NO, I'm not callous and oblivious to world events. It's just that, owing to the logistics of weekly publication and public holidays, last week's column was in its place well before the tsunami wreaked havoc along the coasts of South-East Asia.
The diary I mentioned last week says little of the social side of Christmas and new year, and doesn't hold secret whinges about feeling like death - the common cold always having effects out of all proportion to its status as an illness. There's just grief at death tolls rising day by day and horror at the size and speed of what we used to call inaccurately "tidal" waves.
Now an estimated 5m survivors need help, a million of them desperately - even that figure may be overtaken by further investigation and disease before this reaches you. And it is on the survivors that we must concentrate.
The initial response worldwide kicked into gear, in cash and kind, with ordinary people in this country pouring in money as never before, but it is a disaster greater than any seen since countries were able to learn of each others' troubles and send help.
It is also a natural disaster. No terrorists, no landslides caused by rapacious loggers, no tinpot rgime failing to prevent it, no moral or political baggage at all, so nobody's response need be tailored to international politicking.

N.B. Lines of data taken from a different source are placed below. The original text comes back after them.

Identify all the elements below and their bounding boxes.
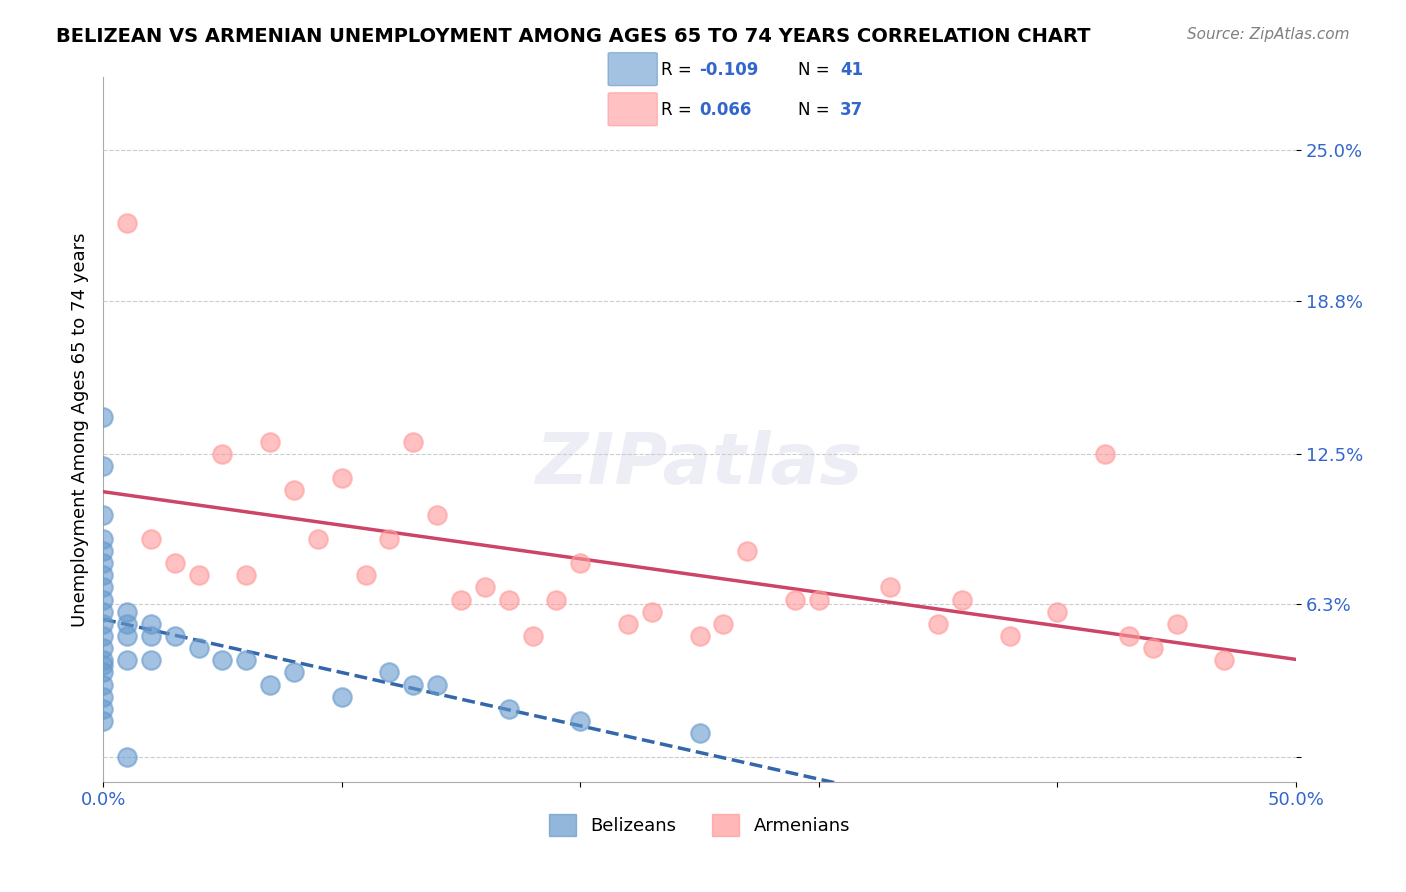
Point <box>91 556 114 570</box>
Point <box>546 592 568 607</box>
Point <box>426 508 449 522</box>
Point <box>211 447 233 461</box>
Legend: Belizeans, Armenians: Belizeans, Armenians <box>541 806 858 843</box>
Text: R =: R = <box>661 61 697 78</box>
Point <box>307 532 329 546</box>
Point <box>1046 605 1069 619</box>
Point <box>91 410 114 425</box>
Point <box>498 592 520 607</box>
Text: Source: ZipAtlas.com: Source: ZipAtlas.com <box>1187 27 1350 42</box>
Point <box>91 508 114 522</box>
Point <box>1142 641 1164 656</box>
Point <box>426 677 449 691</box>
Point <box>187 641 209 656</box>
Point <box>91 702 114 716</box>
Point <box>187 568 209 582</box>
FancyBboxPatch shape <box>609 53 658 86</box>
Point <box>402 434 425 449</box>
Point <box>139 616 162 631</box>
Point <box>115 605 138 619</box>
Point <box>1213 653 1236 667</box>
Point <box>569 714 592 728</box>
Point <box>569 556 592 570</box>
Text: 0.066: 0.066 <box>700 101 752 119</box>
Point <box>91 714 114 728</box>
Point <box>330 471 353 485</box>
Point <box>283 665 305 680</box>
Point <box>259 434 281 449</box>
Point <box>735 544 758 558</box>
Point <box>139 629 162 643</box>
Text: ZIPatlas: ZIPatlas <box>536 430 863 500</box>
Text: 41: 41 <box>841 61 863 78</box>
Text: 37: 37 <box>841 101 863 119</box>
Point <box>91 544 114 558</box>
Point <box>1094 447 1116 461</box>
Point <box>139 532 162 546</box>
Point <box>1118 629 1140 643</box>
Point <box>641 605 664 619</box>
Point <box>115 216 138 230</box>
Point <box>91 592 114 607</box>
Point <box>163 629 186 643</box>
Point <box>91 605 114 619</box>
Point <box>115 616 138 631</box>
Point <box>498 702 520 716</box>
Point <box>378 665 401 680</box>
Point <box>927 616 949 631</box>
Point <box>998 629 1021 643</box>
Point <box>689 726 711 740</box>
Point <box>522 629 544 643</box>
Point <box>91 653 114 667</box>
Point <box>807 592 830 607</box>
Point <box>235 568 257 582</box>
FancyBboxPatch shape <box>609 93 658 126</box>
Point <box>283 483 305 498</box>
Point <box>115 653 138 667</box>
Point <box>950 592 973 607</box>
Text: N =: N = <box>799 101 835 119</box>
Point <box>402 677 425 691</box>
Point <box>330 690 353 704</box>
Point <box>711 616 734 631</box>
Point <box>879 581 901 595</box>
Point <box>91 665 114 680</box>
Point <box>211 653 233 667</box>
Point <box>91 616 114 631</box>
Point <box>474 581 496 595</box>
Point <box>91 658 114 673</box>
Point <box>91 581 114 595</box>
Point <box>1166 616 1188 631</box>
Point <box>163 556 186 570</box>
Point <box>783 592 806 607</box>
FancyBboxPatch shape <box>598 43 963 136</box>
Point <box>235 653 257 667</box>
Point <box>91 677 114 691</box>
Y-axis label: Unemployment Among Ages 65 to 74 years: Unemployment Among Ages 65 to 74 years <box>72 232 89 627</box>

Great as the goodwill and efforts are, getting aid quickly to the right spot isn't easy. In many places the infrastructure - all vital services including roads, bridges, power and water supplies, rail and telecommunications links - went with the inrush of water.
Clean water, food, shelter and medication are the short-term needs but we must look at the very long term, and not forget after this first rush of sympathy.
No-one could admire those who were straight back on their towels on beaches not far from victims' bodies but, if you have a holiday already booked or planned in the region this year and your tour operator says: "Go ahead," do go. Tourism is the main industry for so much of the area and affected countries are appealing for tourists not to desert them.
The will to fight back is there. Bars and restaurants hit by the waves in Patang had somehow spruced themselves up to re-open for new year. Paradise isn't lost, just doggedly being reclaimed.
Money will be needed when the tsunami live on only in survivors' nightmares. Carry on fundraising. Money means that goods and services can be bought as locally as possible, helping more than gifts in kind.
Have an economy day each week (see soup recipe below) and put the saved housekeeping into a tsunami fund at home or with a church or club group. Get together with friends to sell at a table top or car boot sale; run a 50p a copy magazine swap in women's groups. But please do something.
It must, however, be an extra effort, or Darfur and its like will suffer, but it's possible. The whole thing made me feel I've never started a new year quite so rich, in every way.